The Qualified Residential Mortgage definition will also need to be resolved for private-label mortgage securitizations to make further progress. Regulatory uncertainties related to risk retention and premium capture reserve account are specific factors delaying a solid definition.
Deutsche bank (DB) argued the same case in its latest outlook report.
The Consumer Finance Protection Bureau’s choice of how to define the Qualified Mortgage and Qualified Residential Mortgage standards is a key factor in the future of the mortgage-backed securitization market.
“The QRM definition must be significantly loose to include a meaningful percentage of the mortgage universe but sufficiently narrow that investors in QRM securitizations have confidence that the probability of default is fairly low under the new standards,” the report said.

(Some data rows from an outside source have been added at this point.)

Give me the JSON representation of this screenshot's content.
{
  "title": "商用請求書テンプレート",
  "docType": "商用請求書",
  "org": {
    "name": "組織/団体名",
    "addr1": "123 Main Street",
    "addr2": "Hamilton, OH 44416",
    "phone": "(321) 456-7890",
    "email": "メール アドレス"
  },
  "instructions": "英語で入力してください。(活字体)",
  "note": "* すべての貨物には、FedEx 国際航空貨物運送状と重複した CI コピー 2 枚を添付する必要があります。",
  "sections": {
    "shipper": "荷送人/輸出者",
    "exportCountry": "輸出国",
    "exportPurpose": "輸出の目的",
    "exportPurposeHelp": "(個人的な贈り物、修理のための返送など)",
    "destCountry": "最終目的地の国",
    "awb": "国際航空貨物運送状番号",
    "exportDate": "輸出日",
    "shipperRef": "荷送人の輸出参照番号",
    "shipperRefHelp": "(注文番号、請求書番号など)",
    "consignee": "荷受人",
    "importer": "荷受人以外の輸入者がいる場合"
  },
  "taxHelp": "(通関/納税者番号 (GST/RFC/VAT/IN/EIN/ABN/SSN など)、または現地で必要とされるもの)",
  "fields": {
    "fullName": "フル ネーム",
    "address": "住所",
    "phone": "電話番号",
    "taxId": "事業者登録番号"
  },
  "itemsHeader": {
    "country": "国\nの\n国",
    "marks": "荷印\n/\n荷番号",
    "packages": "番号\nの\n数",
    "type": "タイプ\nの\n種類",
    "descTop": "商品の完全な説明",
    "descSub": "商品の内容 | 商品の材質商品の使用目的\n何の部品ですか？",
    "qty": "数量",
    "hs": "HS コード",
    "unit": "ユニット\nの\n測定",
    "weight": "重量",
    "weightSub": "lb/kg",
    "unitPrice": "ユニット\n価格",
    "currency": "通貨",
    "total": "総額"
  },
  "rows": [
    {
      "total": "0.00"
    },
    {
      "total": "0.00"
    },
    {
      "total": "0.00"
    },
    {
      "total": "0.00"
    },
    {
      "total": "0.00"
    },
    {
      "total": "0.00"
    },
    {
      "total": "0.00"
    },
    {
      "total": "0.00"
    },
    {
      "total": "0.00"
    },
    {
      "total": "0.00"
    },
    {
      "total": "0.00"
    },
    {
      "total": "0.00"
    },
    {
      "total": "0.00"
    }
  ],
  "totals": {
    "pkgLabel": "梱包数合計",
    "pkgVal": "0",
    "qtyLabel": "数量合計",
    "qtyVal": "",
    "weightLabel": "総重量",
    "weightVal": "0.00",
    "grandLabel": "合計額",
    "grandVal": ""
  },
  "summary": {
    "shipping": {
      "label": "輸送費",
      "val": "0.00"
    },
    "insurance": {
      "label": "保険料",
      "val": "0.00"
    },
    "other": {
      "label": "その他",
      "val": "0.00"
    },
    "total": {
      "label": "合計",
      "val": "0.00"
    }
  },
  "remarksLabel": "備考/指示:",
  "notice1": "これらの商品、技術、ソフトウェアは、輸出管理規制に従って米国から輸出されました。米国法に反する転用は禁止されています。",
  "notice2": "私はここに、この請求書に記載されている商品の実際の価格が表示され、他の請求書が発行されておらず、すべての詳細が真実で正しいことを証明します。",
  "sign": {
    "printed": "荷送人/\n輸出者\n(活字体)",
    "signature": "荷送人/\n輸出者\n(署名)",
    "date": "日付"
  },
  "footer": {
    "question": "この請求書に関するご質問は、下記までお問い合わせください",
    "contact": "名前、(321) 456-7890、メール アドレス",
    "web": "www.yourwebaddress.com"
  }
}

Origination is expected to pick up gradually and is unlikely to have any signification impact on potential securitization volumes next year, even if the definition resulted in a credit box that is wider than anticipated, analysts said.
The securitization market may see additional supply of loans from bank portfolios if rates sell off and banks become concerned about extension risk on their book of the loans, the report stated.
In a more practical sense, a GSE program to offload credit risk to private-label residential mortgage backed securitization market is expected to start in 2013, setting a benchmark for future g-fees.
By pushing up g-fees further based on where the market prices default risk. The non-agency market is expected to become “incrementally more competitive.”
However, the process is expected to be long and gradual, with an impact developing over the long haul.